Above: Byton display

Smart automobile technology was a key focal point of CES Asia this year. General Motors (GM) offshoot Cadillac lifted the lid on its new Super Cruise technology, which it touts as the first “true hands-free driving technology for the highway,” and is expected to ship in China first with its upcoming Cadillac CT6.

Above: Cadillac: Super Cruise debuted at CES Asia 2018

In the wake of a number of high-profile crashes involving self-driving cars and abundant reports that robots are out to steal our jobs, the AI community has a lot of work to do if it’s to convince the world that AI is a power for good. And one of the areas it could build trust in is showing how it could increase safety on the roads.

“Every year, 1.25 million people die in car crashes and more than 2 million people are injured around the world,” said Lyndon Lie, chief engineer of the Cadillac CT6. “Human error is a major contributing factor in 94 percent of crashes. General Motors, through its vehicles and technologies, has a responsibility to help alleviate this and other important societal concerns. GM’s vision is a world with zero crashes. Super Cruise is a major step forward on our evolutionary path toward that worthy objective.”

What about blockchain?

So there was nothing particularly surprising in terms of the broad trends that emerged from CES Asia, but there was one area that arguably didn’t get as much attention as one might otherwise have expected. And that’s blockchain.

While several sessions did touch on the subject, blockchain technology was not a prominent fixture of the CES Asia event, even though — judging by the pitches that fly into my inbox — it’s perhaps the hottest thing on the menu next to artificial intelligence.

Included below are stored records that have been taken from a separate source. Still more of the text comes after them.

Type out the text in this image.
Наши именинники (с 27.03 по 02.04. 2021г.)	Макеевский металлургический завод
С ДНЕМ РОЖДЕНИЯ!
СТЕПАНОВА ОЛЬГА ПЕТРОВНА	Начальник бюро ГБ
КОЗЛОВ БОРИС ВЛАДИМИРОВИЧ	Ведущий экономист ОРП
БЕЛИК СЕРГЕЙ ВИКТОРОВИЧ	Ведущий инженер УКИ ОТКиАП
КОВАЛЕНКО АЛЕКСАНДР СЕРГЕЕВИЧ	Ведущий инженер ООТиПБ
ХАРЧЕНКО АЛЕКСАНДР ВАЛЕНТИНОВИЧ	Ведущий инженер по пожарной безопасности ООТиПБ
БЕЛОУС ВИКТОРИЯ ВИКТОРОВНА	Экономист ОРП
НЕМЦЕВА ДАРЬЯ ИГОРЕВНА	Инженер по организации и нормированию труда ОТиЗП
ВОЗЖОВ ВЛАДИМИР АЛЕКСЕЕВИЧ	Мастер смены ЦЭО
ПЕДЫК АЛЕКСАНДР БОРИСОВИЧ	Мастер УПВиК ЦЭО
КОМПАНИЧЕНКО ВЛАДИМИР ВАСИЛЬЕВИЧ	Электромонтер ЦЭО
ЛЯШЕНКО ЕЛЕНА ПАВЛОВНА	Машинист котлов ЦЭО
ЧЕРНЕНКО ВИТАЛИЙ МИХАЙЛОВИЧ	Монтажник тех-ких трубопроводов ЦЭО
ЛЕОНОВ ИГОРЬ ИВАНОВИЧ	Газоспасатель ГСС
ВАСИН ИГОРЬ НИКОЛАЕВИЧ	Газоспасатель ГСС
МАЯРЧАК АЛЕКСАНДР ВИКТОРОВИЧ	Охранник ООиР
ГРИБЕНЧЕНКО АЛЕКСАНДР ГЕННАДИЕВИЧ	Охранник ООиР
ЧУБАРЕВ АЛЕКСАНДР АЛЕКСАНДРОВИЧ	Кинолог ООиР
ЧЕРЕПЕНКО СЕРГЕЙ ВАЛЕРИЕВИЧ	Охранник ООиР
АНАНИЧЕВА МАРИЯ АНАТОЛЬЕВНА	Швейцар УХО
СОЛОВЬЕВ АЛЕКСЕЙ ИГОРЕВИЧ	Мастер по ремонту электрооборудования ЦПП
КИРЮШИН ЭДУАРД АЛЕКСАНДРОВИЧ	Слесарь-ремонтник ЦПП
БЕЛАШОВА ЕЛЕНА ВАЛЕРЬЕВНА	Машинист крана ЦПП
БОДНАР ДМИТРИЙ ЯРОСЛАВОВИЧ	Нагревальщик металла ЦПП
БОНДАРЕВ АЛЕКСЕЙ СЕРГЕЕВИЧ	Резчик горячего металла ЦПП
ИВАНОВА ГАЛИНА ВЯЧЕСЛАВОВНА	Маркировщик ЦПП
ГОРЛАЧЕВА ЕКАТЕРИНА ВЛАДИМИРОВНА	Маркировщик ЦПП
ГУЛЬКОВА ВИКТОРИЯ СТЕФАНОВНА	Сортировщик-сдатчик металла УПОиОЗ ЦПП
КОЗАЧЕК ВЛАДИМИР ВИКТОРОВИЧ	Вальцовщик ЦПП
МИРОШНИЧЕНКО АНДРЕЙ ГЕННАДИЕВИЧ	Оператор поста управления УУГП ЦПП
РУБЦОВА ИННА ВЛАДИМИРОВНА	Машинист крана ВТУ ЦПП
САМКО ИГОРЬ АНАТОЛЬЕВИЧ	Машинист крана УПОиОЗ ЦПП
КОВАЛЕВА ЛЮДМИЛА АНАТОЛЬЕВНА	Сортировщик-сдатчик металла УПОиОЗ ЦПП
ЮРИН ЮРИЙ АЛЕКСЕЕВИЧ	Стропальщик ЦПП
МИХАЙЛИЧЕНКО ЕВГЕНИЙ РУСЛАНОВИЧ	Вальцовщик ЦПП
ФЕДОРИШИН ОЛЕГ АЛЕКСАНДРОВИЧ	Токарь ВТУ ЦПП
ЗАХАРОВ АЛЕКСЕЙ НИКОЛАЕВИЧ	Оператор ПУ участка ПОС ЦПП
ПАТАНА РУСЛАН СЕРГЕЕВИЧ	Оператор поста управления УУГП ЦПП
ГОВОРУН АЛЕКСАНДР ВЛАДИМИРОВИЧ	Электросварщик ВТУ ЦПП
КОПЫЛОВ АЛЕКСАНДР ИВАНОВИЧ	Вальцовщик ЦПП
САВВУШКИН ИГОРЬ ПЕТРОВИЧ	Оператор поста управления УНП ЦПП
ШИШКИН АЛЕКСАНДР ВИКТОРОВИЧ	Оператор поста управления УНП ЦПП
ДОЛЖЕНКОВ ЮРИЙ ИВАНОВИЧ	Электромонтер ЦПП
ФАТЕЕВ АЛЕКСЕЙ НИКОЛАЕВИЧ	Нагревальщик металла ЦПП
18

But the feeling I get is that blockchain is still at a very early stage, and companies are figuring out the best and most useful real-world use-cases for the technology. Blockchain may be in a hype phase, but that could change quickly.

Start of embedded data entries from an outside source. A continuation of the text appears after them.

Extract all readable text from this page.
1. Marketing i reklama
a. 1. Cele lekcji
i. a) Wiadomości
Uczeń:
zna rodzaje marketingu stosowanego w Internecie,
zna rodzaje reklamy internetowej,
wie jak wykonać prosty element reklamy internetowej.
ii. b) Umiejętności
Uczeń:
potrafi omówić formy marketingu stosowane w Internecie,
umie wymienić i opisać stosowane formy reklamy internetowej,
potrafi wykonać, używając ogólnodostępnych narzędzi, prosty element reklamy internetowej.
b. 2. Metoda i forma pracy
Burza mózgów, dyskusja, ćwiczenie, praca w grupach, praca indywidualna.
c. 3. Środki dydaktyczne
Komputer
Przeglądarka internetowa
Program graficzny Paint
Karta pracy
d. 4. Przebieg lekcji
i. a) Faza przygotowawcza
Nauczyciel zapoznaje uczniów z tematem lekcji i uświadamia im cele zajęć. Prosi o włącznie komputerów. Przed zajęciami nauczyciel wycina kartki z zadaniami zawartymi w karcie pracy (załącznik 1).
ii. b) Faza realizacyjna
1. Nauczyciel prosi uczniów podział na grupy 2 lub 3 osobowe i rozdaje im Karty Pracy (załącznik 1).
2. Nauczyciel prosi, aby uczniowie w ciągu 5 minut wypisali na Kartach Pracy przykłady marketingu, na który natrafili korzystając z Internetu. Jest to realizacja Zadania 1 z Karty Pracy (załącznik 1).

“I’m expecting that trend [blockchain] to be more present at CES Las Vegas 2019, because brands are starting to use these distributed ledgers, blockchains, trust networks, for a lot of different reasons — but they’re not really keen to talk a lot about how exactly they’re using it,” noted Steve Koenig, VP of market research at the Consumer Technology Association. “I think the reason for that is they’re still trying to figure out what’s the right application — what’s appropriate, what’s not appropriate.”